Auch wenn sich im Innern des Gebäudes einiges getan hat, ist der Charme der alten Villa in der Gemeindeverwaltung doch zu verspüren. So erkennt man beispielsweise im Treppenhaus noch die alten steinernen Treppen, und auch die schmiedeeisernen Geländer sind originalgetreu. Weiter sind in einigen Räumen noch die liebevollen Stuckaturen zu erkennen. Im Eingangsbereich sind solche Spuren von vergangenen Zeiten klar ersichtlich; so wurde die Eingangstür originalgetreu restauriert, und die schönen verzierten Wandplatten im Eingangsbereich sind noch erhalten.

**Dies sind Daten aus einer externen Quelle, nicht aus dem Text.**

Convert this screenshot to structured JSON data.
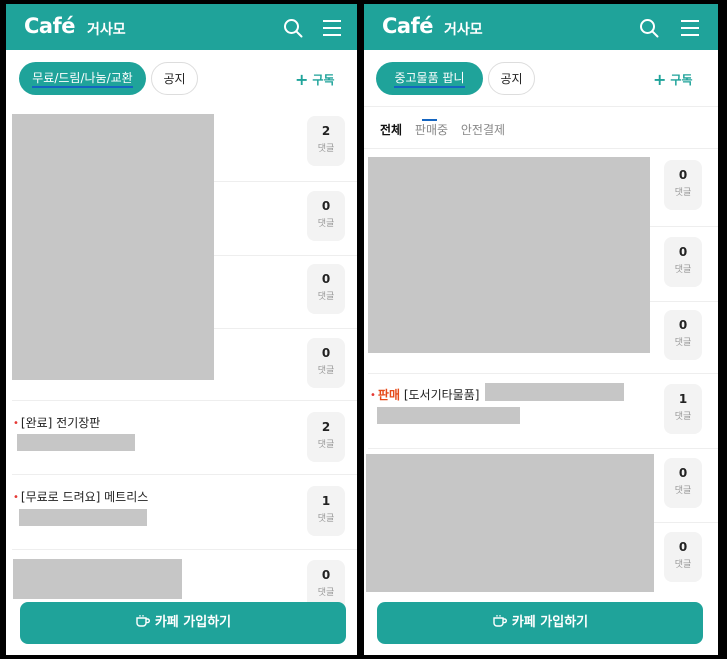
{
  "left": {
    "logo": "Café",
    "cafe_name": "거사모",
    "active_chip": "무료/드림/나눔/교환",
    "notice_chip": "공지",
    "subscribe": "구독",
    "comment_label": "댓글",
    "posts": [
      {
        "count": "2"
      },
      {
        "count": "0"
      },
      {
        "count": "0"
      },
      {
        "count": "0"
      },
      {
        "title": "[완료] 전기장판",
        "count": "2"
      },
      {
        "title": "[무료로 드려요] 메트리스",
        "count": "1"
      },
      {
        "count": "0"
      }
    ],
    "join_label": "카페 가입하기"
  },
  "right": {
    "logo": "Café",
    "cafe_name": "거사모",
    "active_chip": "중고물품 팝니다.",
    "notice_chip": "공지",
    "subscribe": "구독",
    "filter_tabs": [
      "전체",
      "판매중",
      "안전결제"
    ],
    "comment_label": "댓글",
    "posts": [
      {
        "count": "0"
      },
      {
        "count": "0"
      },
      {
        "count": "0"
      },
      {
        "sale_tag": "판매",
        "category": "[도서기타물품]",
        "count": "1"
      },
      {
        "count": "0"
      },
      {
        "count": "0"
      }
    ],
    "join_label": "카페 가입하기"
  },
  "colors": {
    "brand": "#1fa39a",
    "sale": "#e64a19",
    "dot": "#e53935",
    "placeholder": "#c6c6c6"
  }
}
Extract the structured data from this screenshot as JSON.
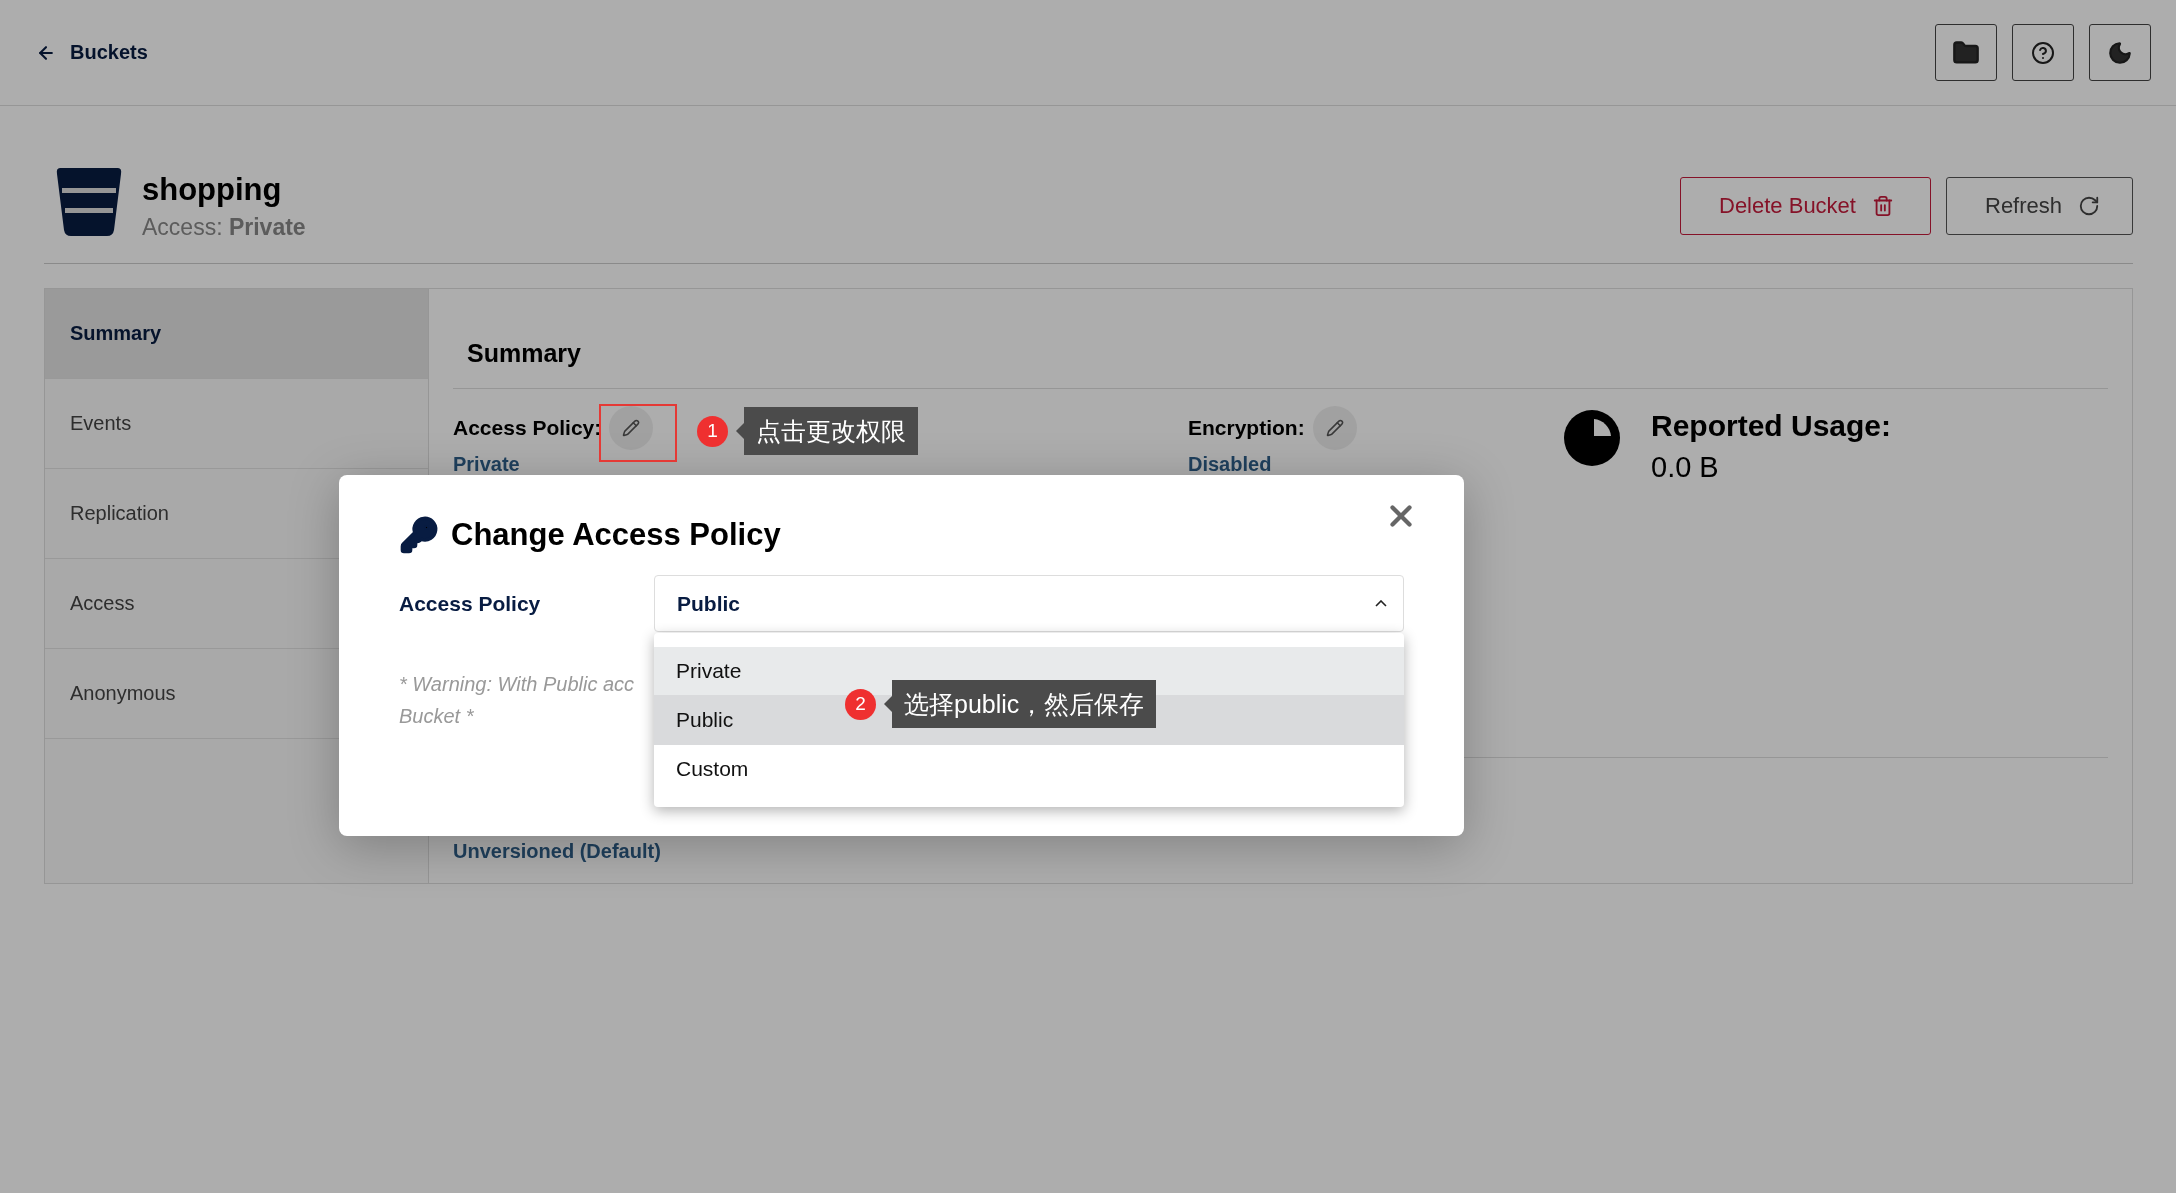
{
  "header": {
    "back_label": "Buckets"
  },
  "bucket": {
    "name": "shopping",
    "access_label": "Access:",
    "access_value": "Private"
  },
  "actions": [
    {
      "kind": "delete",
      "label": "Delete Bucket"
    },
    {
      "kind": "refresh",
      "label": "Refresh"
    }
  ],
  "sidebar": {
    "items": [
      {
        "label": "Summary",
        "selected": true
      },
      {
        "label": "Events",
        "selected": false
      },
      {
        "label": "Replication",
        "selected": false
      },
      {
        "label": "Access",
        "selected": false
      },
      {
        "label": "Anonymous",
        "selected": false
      }
    ]
  },
  "summary": {
    "title": "Summary",
    "access_policy": {
      "label": "Access Policy:",
      "value": "Private"
    },
    "encryption": {
      "label": "Encryption:",
      "value": "Disabled"
    },
    "usage": {
      "label": "Reported Usage:",
      "value": "0.0 B"
    },
    "versioning_value": "Unversioned (Default)"
  },
  "modal": {
    "title": "Change Access Policy",
    "field_label": "Access Policy",
    "select_value": "Public",
    "expanded": true,
    "options": [
      {
        "label": "Private",
        "selected": false,
        "hovered": true
      },
      {
        "label": "Public",
        "selected": true,
        "hovered": false
      },
      {
        "label": "Custom",
        "selected": false,
        "hovered": false
      }
    ],
    "warning_lines": [
      "* Warning: With Public acc",
      "Bucket *"
    ]
  },
  "annotations": [
    {
      "number": "1",
      "text": "点击更改权限"
    },
    {
      "number": "2",
      "text": "选择public，然后保存"
    }
  ]
}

Im Laufe der Zeit wurde im Innern einiges getan, schliesslich musste man den sich verändernden Auflagen betreffend Brandschutz gerecht werden und auch dem hindernisfreien Bauen musste Rechnung getragen werden. Die Raumaufteilung wurde den Bedürfnissen, die eine Gemeindeverwaltung mit sich bringt, angepasst. Doch die Grundstrukturen sind alle erhalten. Das ist auch kein Wunder bei 80 Zentimeter dicken Mauern! Aus heutiger Sicht kann es eindeutig als Glücksgriff für die Gemeinde und die Thunerseeregion bezeichnet werden, dass man sich dafür entschieden hat, dieses architektonische Schmuckstück zu retten und damit auch kommenden Generationen diesen erhabenen Anblick zu ermöglichen.
Einen italienischen Flair versprüht das Gebäude, und das kommt nicht von ungefähr, schliesslich liess sich der Bauherr von der italienischen Villenarchitektur inspirieren.